Revolut, Emil Urmanshin guida il lancio della stablecoin EURR per la finanza on-chain in Europa

Revolut rafforza la propria strategia nel settore degli asset digitali con il lancio di EURR, una nuova stablecoin ancorata all’euro e integrata direttamente nell’app. Il progetto punta a creare un collegamento più immediato tra valuta tradizionale e criptovalute, sviluppando un’infrastruttura denominata in euro destinata progressivamente ai clienti dello Spazio Economico Europeo.

A seguire il progetto per Revolut è Emil Urmanshin, Head of Crypto and New Bets (in foto), mentre l’emissione del token è affidata a Bridge Building S.A.. L’integrazione di EURR all’interno della piattaforma viene invece gestita direttamente da Revolut.

Emil Urmanshin guida lo sviluppo crypto di Revolut

Nel ruolo di Head of Crypto and New Bets di Revolut, Emil Urmanshin è coinvolto nello sviluppo delle iniziative che puntano ad ampliare l’utilizzo pratico delle tecnologie blockchain all’interno dell’ecosistema della società.

Secondo Urmanshin, EURR permette di collegare direttamente gli 80 milioni di clienti Revolut alla finanza on-chain, combinando la presenza internazionale della società e la sua infrastruttura bancaria autorizzata con un accesso denominato in euro all’ecosistema delle criptovalute.

La nuova stablecoin si inserisce quindi nella strategia di Revolut volta a integrare ulteriormente servizi finanziari tradizionali e asset digitali all’interno della stessa piattaforma.

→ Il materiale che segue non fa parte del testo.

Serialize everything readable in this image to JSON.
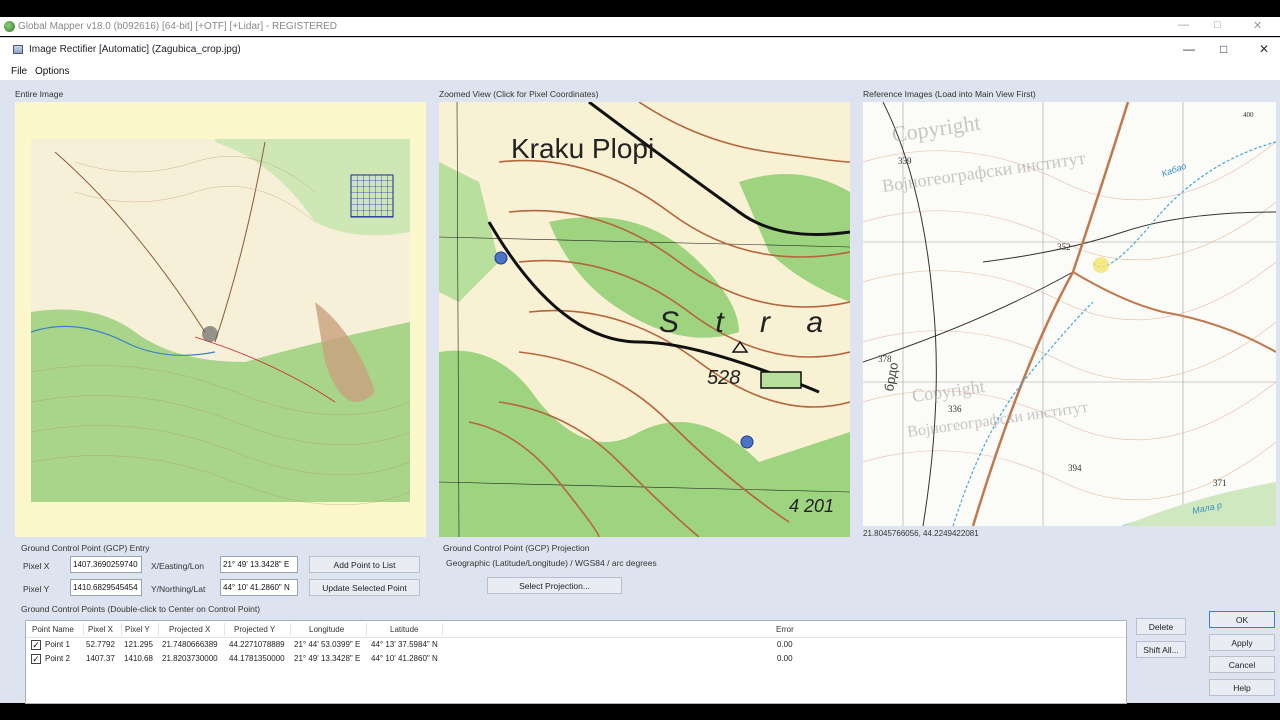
{
  "app_window": {
    "title": "Global Mapper v18.0 (b092616) [64-bit] [+OTF] [+Lidar] - REGISTERED"
  },
  "dialog": {
    "title": "Image Rectifier [Automatic] (Zagubica_crop.jpg)",
    "menu": [
      "File",
      "Options"
    ]
  },
  "panels": {
    "entire_image": "Entire Image",
    "zoomed_view": "Zoomed View (Click for Pixel Coordinates)",
    "reference": "Reference Images (Load into Main View First)"
  },
  "map_labels": {
    "zoom_title": "Kraku Plopi",
    "zoom_letters": "S t r a",
    "zoom_peak": "528",
    "zoom_corner": "4 201",
    "ref_elev": [
      "339",
      "352",
      "378",
      "336",
      "394",
      "371",
      "400"
    ],
    "ref_watermark_1": "Copyright",
    "ref_watermark_2": "Војногеографски институт",
    "ref_river": "Кабао",
    "ref_river2": "Мала р",
    "ref_side": "брдо"
  },
  "reference_coords": "21.8045766056, 44.2249422081",
  "gcp_entry": {
    "title": "Ground Control Point (GCP) Entry",
    "pixel_x_label": "Pixel X",
    "pixel_x_value": "1407.3690259740",
    "pixel_y_label": "Pixel Y",
    "pixel_y_value": "1410.6829545454",
    "x_label": "X/Easting/Lon",
    "x_value": "21° 49' 13.3428\" E",
    "y_label": "Y/Northing/Lat",
    "y_value": "44° 10' 41.2860\" N",
    "add_button": "Add Point to List",
    "update_button": "Update Selected Point"
  },
  "gcp_projection": {
    "title": "Ground Control Point (GCP) Projection",
    "value": "Geographic (Latitude/Longitude) / WGS84 / arc degrees",
    "select_button": "Select Projection..."
  },
  "gcp_points": {
    "title": "Ground Control Points (Double-click to Center on Control Point)",
    "columns": [
      "Point Name",
      "Pixel X",
      "Pixel Y",
      "Projected X",
      "Projected Y",
      "Longitude",
      "Latitude",
      "Error"
    ],
    "rows": [
      {
        "name": "Point 1",
        "px": "52.7792",
        "py": "121.295",
        "projx": "21.7480666389",
        "projy": "44.2271078889",
        "lon": "21° 44' 53.0399\" E",
        "lat": "44° 13' 37.5984\" N",
        "err": "0.00"
      },
      {
        "name": "Point 2",
        "px": "1407.37",
        "py": "1410.68",
        "projx": "21.8203730000",
        "projy": "44.1781350000",
        "lon": "21° 49' 13.3428\" E",
        "lat": "44° 10' 41.2860\" N",
        "err": "0.00"
      }
    ]
  },
  "side_buttons": {
    "delete": "Delete",
    "shift_all": "Shift All...",
    "ok": "OK",
    "apply": "Apply",
    "cancel": "Cancel",
    "help": "Help"
  },
  "colors": {
    "dialog_bg": "#dde4ef",
    "entire_bg": "#fdf8cc",
    "map_green": "#9ed37f",
    "map_paper": "#f8f1d4",
    "contour": "#b66a3a",
    "ok_border": "#3b7ddd"
  }
}
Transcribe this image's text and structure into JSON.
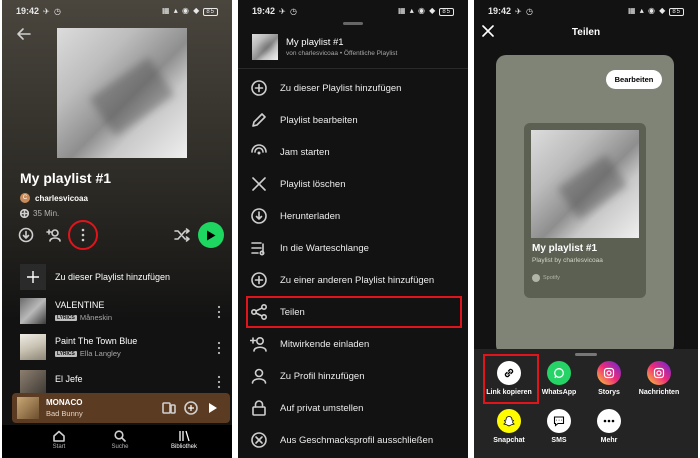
{
  "status": {
    "time": "19:42"
  },
  "screen1": {
    "playlist_title": "My playlist #1",
    "owner": "charlesvicoaa",
    "owner_initial": "C",
    "duration": "35 Min.",
    "add_label": "Zu dieser Playlist hinzufügen",
    "songs": [
      {
        "title": "VALENTINE",
        "artist": "Måneskin",
        "lyrics": "LYRICS"
      },
      {
        "title": "Paint The Town Blue",
        "artist": "Ella Langley",
        "lyrics": "LYRICS"
      },
      {
        "title": "El Jefe",
        "artist": "",
        "lyrics": ""
      }
    ],
    "now_playing": {
      "title": "MONACO",
      "artist": "Bad Bunny"
    },
    "nav": {
      "home": "Start",
      "search": "Suche",
      "library": "Bibliothek"
    }
  },
  "screen2": {
    "header_title": "My playlist #1",
    "header_sub": "von charlesvicoaa • Öffentliche Playlist",
    "menu": [
      {
        "label": "Zu dieser Playlist hinzufügen",
        "icon": "plus-circle-icon"
      },
      {
        "label": "Playlist bearbeiten",
        "icon": "pencil-icon"
      },
      {
        "label": "Jam starten",
        "icon": "jam-icon"
      },
      {
        "label": "Playlist löschen",
        "icon": "x-icon"
      },
      {
        "label": "Herunterladen",
        "icon": "download-icon"
      },
      {
        "label": "In die Warteschlange",
        "icon": "queue-icon"
      },
      {
        "label": "Zu einer anderen Playlist hinzufügen",
        "icon": "plus-circle-icon"
      },
      {
        "label": "Teilen",
        "icon": "share-icon"
      },
      {
        "label": "Mitwirkende einladen",
        "icon": "add-user-icon"
      },
      {
        "label": "Zu Profil hinzufügen",
        "icon": "profile-icon"
      },
      {
        "label": "Auf privat umstellen",
        "icon": "lock-icon"
      },
      {
        "label": "Aus Geschmacksprofil ausschließen",
        "icon": "exclude-icon"
      }
    ]
  },
  "screen3": {
    "title": "Teilen",
    "edit_label": "Bearbeiten",
    "card_title": "My playlist #1",
    "card_sub": "Playlist by charlesvicoaa",
    "card_brand": "Spotify",
    "share_row1": [
      {
        "label": "Link kopieren",
        "icon": "link-icon",
        "color": "#ffffff"
      },
      {
        "label": "WhatsApp",
        "icon": "whatsapp-icon",
        "color": "#25d366"
      },
      {
        "label": "Storys",
        "icon": "instagram-icon",
        "color": "#d62976"
      },
      {
        "label": "Nachrichten",
        "icon": "instagram-icon",
        "color": "#d62976"
      }
    ],
    "share_row2": [
      {
        "label": "Snapchat",
        "icon": "snapchat-icon",
        "color": "#fffc00"
      },
      {
        "label": "SMS",
        "icon": "sms-icon",
        "color": "#ffffff"
      },
      {
        "label": "Mehr",
        "icon": "more-icon",
        "color": "#ffffff"
      }
    ]
  },
  "colors": {
    "spotify_green": "#1ed760",
    "highlight_red": "#e0141b",
    "background": "#121212"
  }
}
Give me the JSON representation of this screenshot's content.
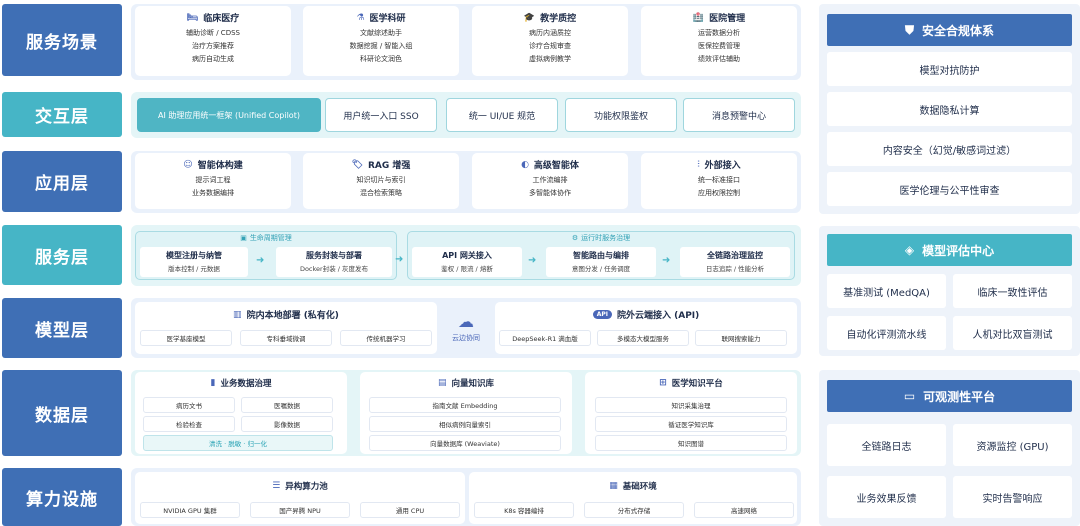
{
  "layers": {
    "service_scene": "服务场景",
    "interaction": "交互层",
    "application": "应用层",
    "service": "服务层",
    "model": "模型层",
    "data": "数据层",
    "compute": "算力设施"
  },
  "scene_cards": [
    {
      "icon": "bed-icon",
      "glyph": "🛏",
      "title": "临床医疗",
      "lines": [
        "辅助诊断 / CDSS",
        "治疗方案推荐",
        "病历自动生成"
      ]
    },
    {
      "icon": "flask-icon",
      "glyph": "⚗",
      "title": "医学科研",
      "lines": [
        "文献综述助手",
        "数据挖掘 / 智能入组",
        "科研论文润色"
      ]
    },
    {
      "icon": "graduation-cap-icon",
      "glyph": "🎓",
      "title": "教学质控",
      "lines": [
        "病历内涵质控",
        "诊疗合规审查",
        "虚拟病例教学"
      ]
    },
    {
      "icon": "hospital-icon",
      "glyph": "🏥",
      "title": "医院管理",
      "lines": [
        "运营数据分析",
        "医保控费管理",
        "绩效评估辅助"
      ]
    }
  ],
  "interaction": {
    "items": [
      "AI 助理应用统一框架 (Unified Copilot)",
      "用户统一入口 SSO",
      "统一 UI/UE 规范",
      "功能权限鉴权",
      "消息预警中心"
    ]
  },
  "app_cards": [
    {
      "icon": "robot-icon",
      "glyph": "☺",
      "title": "智能体构建",
      "lines": [
        "提示词工程",
        "业务数据编排"
      ]
    },
    {
      "icon": "tag-icon",
      "glyph": "🏷",
      "title": "RAG 增强",
      "lines": [
        "知识切片与索引",
        "混合检索策略"
      ]
    },
    {
      "icon": "brain-icon",
      "glyph": "◐",
      "title": "高级智能体",
      "lines": [
        "工作流编排",
        "多智能体协作"
      ]
    },
    {
      "icon": "sliders-icon",
      "glyph": "⫶",
      "title": "外部接入",
      "lines": [
        "统一标准接口",
        "应用权限控制"
      ]
    }
  ],
  "service": {
    "lifecycle_title": "生命周期管理",
    "runtime_title": "运行时服务治理",
    "items": [
      {
        "t": "模型注册与纳管",
        "s": "版本控制 / 元数据"
      },
      {
        "t": "服务封装与部署",
        "s": "Docker封装 / 灰度发布"
      },
      {
        "t": "API 网关接入",
        "s": "鉴权 / 限流 / 熔断"
      },
      {
        "t": "智能路由与编排",
        "s": "意图分发 / 任务调度"
      },
      {
        "t": "全链路治理监控",
        "s": "日志追踪 / 性能分析"
      }
    ]
  },
  "model": {
    "local_title": "院内本地部署 (私有化)",
    "local_items": [
      "医学基座模型",
      "专科垂域微调",
      "传统机器学习"
    ],
    "cloud_link": "云边协同",
    "remote_title": "院外云端接入 (API)",
    "remote_badge": "API",
    "remote_items": [
      "DeepSeek-R1 满血版",
      "多模态大模型服务",
      "联网搜索能力"
    ]
  },
  "data": {
    "governance_title": "业务数据治理",
    "governance_items": [
      "病历文书",
      "医嘱数据",
      "检验检查",
      "影像数据"
    ],
    "governance_footer": "清洗 · 脱敏 · 归一化",
    "vector_title": "向量知识库",
    "vector_items": [
      "指南文献 Embedding",
      "相似病例向量索引",
      "向量数据库 (Weaviate)"
    ],
    "kg_title": "医学知识平台",
    "kg_items": [
      "知识采集治理",
      "循证医学知识库",
      "知识图谱"
    ]
  },
  "compute": {
    "pool_title": "异构算力池",
    "pool_items": [
      "NVIDIA GPU 集群",
      "国产昇腾 NPU",
      "通用 CPU"
    ],
    "env_title": "基础环境",
    "env_items": [
      "K8s 容器编排",
      "分布式存储",
      "高速网络"
    ]
  },
  "right": {
    "security_title": "安全合规体系",
    "security_items": [
      "模型对抗防护",
      "数据隐私计算",
      "内容安全（幻觉/敏感词过滤）",
      "医学伦理与公平性审查"
    ],
    "eval_title": "模型评估中心",
    "eval_items": [
      "基准测试 (MedQA)",
      "临床一致性评估",
      "自动化评测流水线",
      "人机对比双盲测试"
    ],
    "obs_title": "可观测性平台",
    "obs_items": [
      "全链路日志",
      "资源监控 (GPU)",
      "业务效果反馈",
      "实时告警响应"
    ]
  },
  "colors": {
    "primary": "#3f6fb5",
    "teal": "#46b5c6"
  }
}
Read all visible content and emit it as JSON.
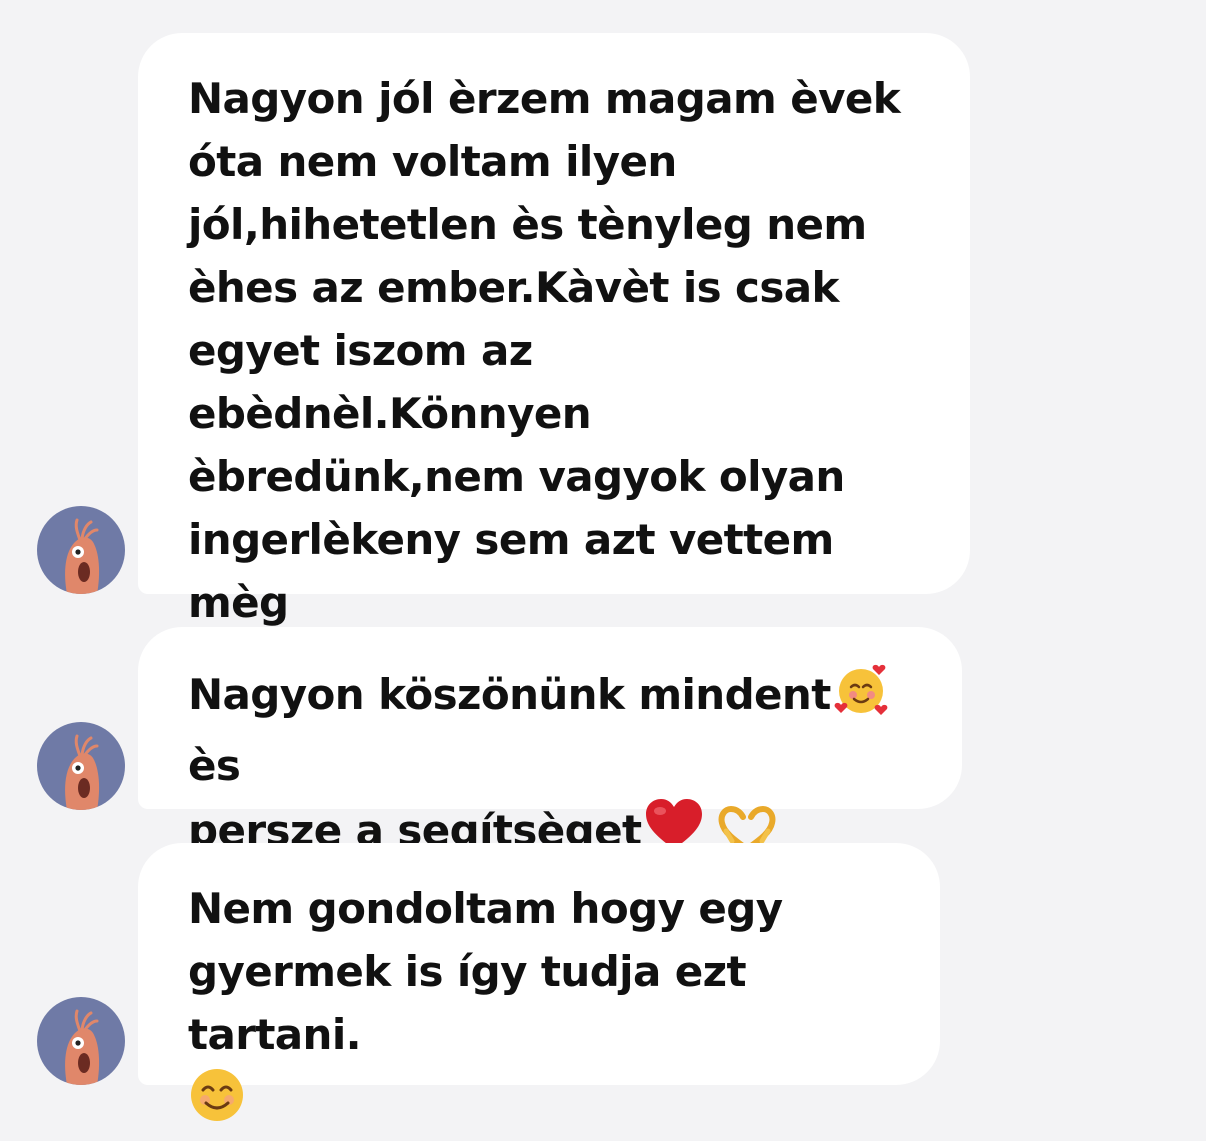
{
  "messages": [
    {
      "text": "Nagyon jól èrzem magam èvek\nóta nem voltam ilyen\njól,hihetetlen ès tènyleg nem\nèhes az ember.Kàvèt is csak\negyet iszom az ebèdnèl.Könnyen\nèbredünk,nem vagyok olyan\ningerlèkeny sem azt vettem mèg\nèszre.",
      "avatar_icon": "shrimp-mascot-avatar-icon"
    },
    {
      "text_line1": "Nagyon köszönünk mindent",
      "emoji1": "smiling-face-with-hearts-icon",
      "text_line1_end": "ès",
      "text_line2": "persze a segítsèget",
      "emoji2": "red-heart-icon",
      "emoji3": "heart-hands-icon",
      "avatar_icon": "shrimp-mascot-avatar-icon"
    },
    {
      "text": "Nem gondoltam hogy egy\ngyermek is így tudja ezt tartani.",
      "emoji": "smiling-face-icon",
      "avatar_icon": "shrimp-mascot-avatar-icon"
    }
  ],
  "colors": {
    "background": "#f3f3f5",
    "bubble": "#ffffff",
    "text": "#111111",
    "avatar_bg": "#6f7aa6",
    "avatar_figure": "#e0876a"
  }
}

EURR mantiene un valore ancorato all’euro

EURR è stata progettata per mantenere un valore pari a 1 euro. La stablecoin è sostenuta da riserve detenute e gestite dall’emittente secondo i requisiti stabiliti dal regolamento europeo MiCA.

L’emissione è affidata a Bridge Building S.A., mentre Revolut mette a disposizione l’integrazione con i propri servizi.

Mai Leduc Blount, Head of Product di Bridge, ha evidenziato il ruolo delle autorizzazioni MiCA ed EMI nel fornire la base regolamentare per la costruzione di infrastrutture denominate in euro.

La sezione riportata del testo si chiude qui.